L’introduction (et ré-invention) des percussions dans la musique de bal auvergnate ne résulte pas d’une simple « mode ». Elle s’inscrit dans un mouvement plus vaste de réappropriation des traditions, soucieux de dialogue entre passé et présent :

  • Au XIXe siècle, la danse en Auvergne s’accompagne souvent du simple « battement de pied ». Les percussions instrumentales étaient rares, parfois même mal acceptées dans certains milieux jugés plus « puristes » (source : Jean-Michel Guilcher, « La Tradition populaire de danse en Auvergne »).
  • Années 1970-1980 : Le renouveau folk favorise l’expérimentation, avec l’apparition du tambourin, puis d’instruments plus exotiques, dans une volonté de relier l’Auvergne à un folk international.
  • Années 2000 et suivantes : L’arrivée de nouveaux instruments, la pratique polyrythmique, et l’intégration de percussions électroniques (pads, sampling) dans certains groupes jeunes (exemple : La Bande à Francky, groupe de Clermont-Ferrand, Lauréat du Trophée des Musiques Actuelles d’Auvergne 2018).

Ce dialogue s’observe aussi du côté des danseurs : la « body percussion » (percussions corporelles, mains, poitrine, cuisses) connaît aujourd’hui un renouveau, y compris chez les enfants des écoles rurales, grâce à des intervenants comme Manu Maugain ou Carole Perdreau (source : dossiers FAMDT, Fédération des Associations de Musiques et Danses Traditionnelles, 2022).

Des histoires de bal : témoignages, usages et réinventions

Au détour d’un bal, les anecdotes abondent.
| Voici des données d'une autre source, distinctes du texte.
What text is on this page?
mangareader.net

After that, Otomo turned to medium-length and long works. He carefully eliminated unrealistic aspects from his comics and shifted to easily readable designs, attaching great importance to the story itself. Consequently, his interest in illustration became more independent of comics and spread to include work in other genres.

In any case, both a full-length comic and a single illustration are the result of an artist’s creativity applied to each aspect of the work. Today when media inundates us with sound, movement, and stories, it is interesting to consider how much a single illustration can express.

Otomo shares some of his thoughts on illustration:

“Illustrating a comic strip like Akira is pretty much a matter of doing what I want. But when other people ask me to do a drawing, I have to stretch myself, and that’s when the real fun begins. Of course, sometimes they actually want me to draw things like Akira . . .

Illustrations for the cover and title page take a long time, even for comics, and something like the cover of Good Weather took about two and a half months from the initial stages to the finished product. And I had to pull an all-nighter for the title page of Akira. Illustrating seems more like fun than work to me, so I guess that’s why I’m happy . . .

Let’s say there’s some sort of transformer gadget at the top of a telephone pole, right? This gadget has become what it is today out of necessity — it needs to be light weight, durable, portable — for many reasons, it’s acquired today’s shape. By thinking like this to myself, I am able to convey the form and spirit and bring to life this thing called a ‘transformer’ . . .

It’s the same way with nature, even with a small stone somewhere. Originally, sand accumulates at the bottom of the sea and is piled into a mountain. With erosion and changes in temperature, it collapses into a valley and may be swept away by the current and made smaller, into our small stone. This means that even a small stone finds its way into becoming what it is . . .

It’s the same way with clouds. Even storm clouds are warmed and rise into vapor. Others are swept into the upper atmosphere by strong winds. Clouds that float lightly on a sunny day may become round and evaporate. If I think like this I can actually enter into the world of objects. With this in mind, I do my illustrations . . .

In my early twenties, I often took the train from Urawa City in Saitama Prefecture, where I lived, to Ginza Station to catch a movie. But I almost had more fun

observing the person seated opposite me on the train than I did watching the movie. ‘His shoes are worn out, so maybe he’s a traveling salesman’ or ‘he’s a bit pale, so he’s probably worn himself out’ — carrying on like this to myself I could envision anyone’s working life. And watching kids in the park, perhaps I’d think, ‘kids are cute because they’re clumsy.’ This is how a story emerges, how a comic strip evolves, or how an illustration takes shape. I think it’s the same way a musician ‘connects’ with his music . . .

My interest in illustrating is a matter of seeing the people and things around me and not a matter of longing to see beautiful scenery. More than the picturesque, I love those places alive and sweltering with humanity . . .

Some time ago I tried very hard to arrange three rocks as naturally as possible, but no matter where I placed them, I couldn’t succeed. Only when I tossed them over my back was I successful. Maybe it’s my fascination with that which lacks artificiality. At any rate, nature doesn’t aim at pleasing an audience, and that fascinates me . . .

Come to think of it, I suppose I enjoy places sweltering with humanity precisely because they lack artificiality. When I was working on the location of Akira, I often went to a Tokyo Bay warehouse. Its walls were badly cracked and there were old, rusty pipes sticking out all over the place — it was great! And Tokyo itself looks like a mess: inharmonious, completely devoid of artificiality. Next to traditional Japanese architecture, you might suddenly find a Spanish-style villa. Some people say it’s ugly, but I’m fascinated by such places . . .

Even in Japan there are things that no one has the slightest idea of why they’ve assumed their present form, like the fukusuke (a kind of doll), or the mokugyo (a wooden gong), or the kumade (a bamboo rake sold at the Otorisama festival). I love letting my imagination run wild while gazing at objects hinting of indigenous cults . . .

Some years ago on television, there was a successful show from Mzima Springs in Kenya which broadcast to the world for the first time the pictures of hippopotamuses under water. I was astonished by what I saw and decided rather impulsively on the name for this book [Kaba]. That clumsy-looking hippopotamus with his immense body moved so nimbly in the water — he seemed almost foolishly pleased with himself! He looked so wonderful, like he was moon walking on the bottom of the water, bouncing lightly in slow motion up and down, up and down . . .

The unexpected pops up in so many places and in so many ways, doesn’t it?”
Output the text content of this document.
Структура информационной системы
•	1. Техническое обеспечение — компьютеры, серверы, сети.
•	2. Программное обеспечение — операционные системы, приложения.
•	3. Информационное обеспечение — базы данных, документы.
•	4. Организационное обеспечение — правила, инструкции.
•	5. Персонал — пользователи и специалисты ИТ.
Nombreux sont les danseurs qui se souviennent d’un « déclic » rythmique, grâce à une percussion bien placée :

  • En 2017, lors d’un bal à Besse-en-Chandesse, une coupure de courant oblige les musiciens à improviser une bourrée uniquement au cajón et au chant : résultat, une trentaine de danseurs se mettent à marquer collectivement le rythme, créant une « polyphonie corporelle » spontanée (source : témoignages collectés par le Cercle Occitan du Puy-de-Dôme).
  • Certains groupes, comme La Bourrée (Cantal), distribuent aux enfants des grelots et tambourins pour initier le public à l’accompagnement, faisant de la percussion un « patrimoine partagé ».

Cette transmission s’opère aussi lors des stages de danse, où l’apprentissage passe par le ressenti : « Vous sentez dans vos talons le battement du plancher ? C’est là que la musique commence », rappelle un animateur lors d’un atelier du Festival de Saint-Gervais-d’Auvergne (source : programme 2023).

Un avenir ouvert : les percussions, terrain de création

Loin d’être une « greffe » artificielle, l’art des percussions dans les bals auvergnats dialogue en permanence avec l’histoire, l’innovation et la convivialité. Des percussions corporelles aux pads électroniques, la quête est toujours la même : porter les danseurs, faire vibrer la salle, relier les battements du cœur à ceux de la musique.

  • La diversité croissante des instruments (cajón, hang, percussions faites main, électronique) ouvre de nouveaux horizons à la création musicale régionale.
  • Les bals deviennent des laboratoires vivants, où la tradition se réinvente chaque soir, sous l’impulsion du public, dans une écoute mutuelle.
  • À chaque pulsation, l’Auvergne bat, résonne, se transforme, et c’est tout un territoire qui danse ensemble, à l’appel de la percussion.

Dans ce continuum, chaque percussionniste, chaque danseur, chaque bal est une histoire en train de s’écrire, où résonnent les échos d’hier et les promesses de demain.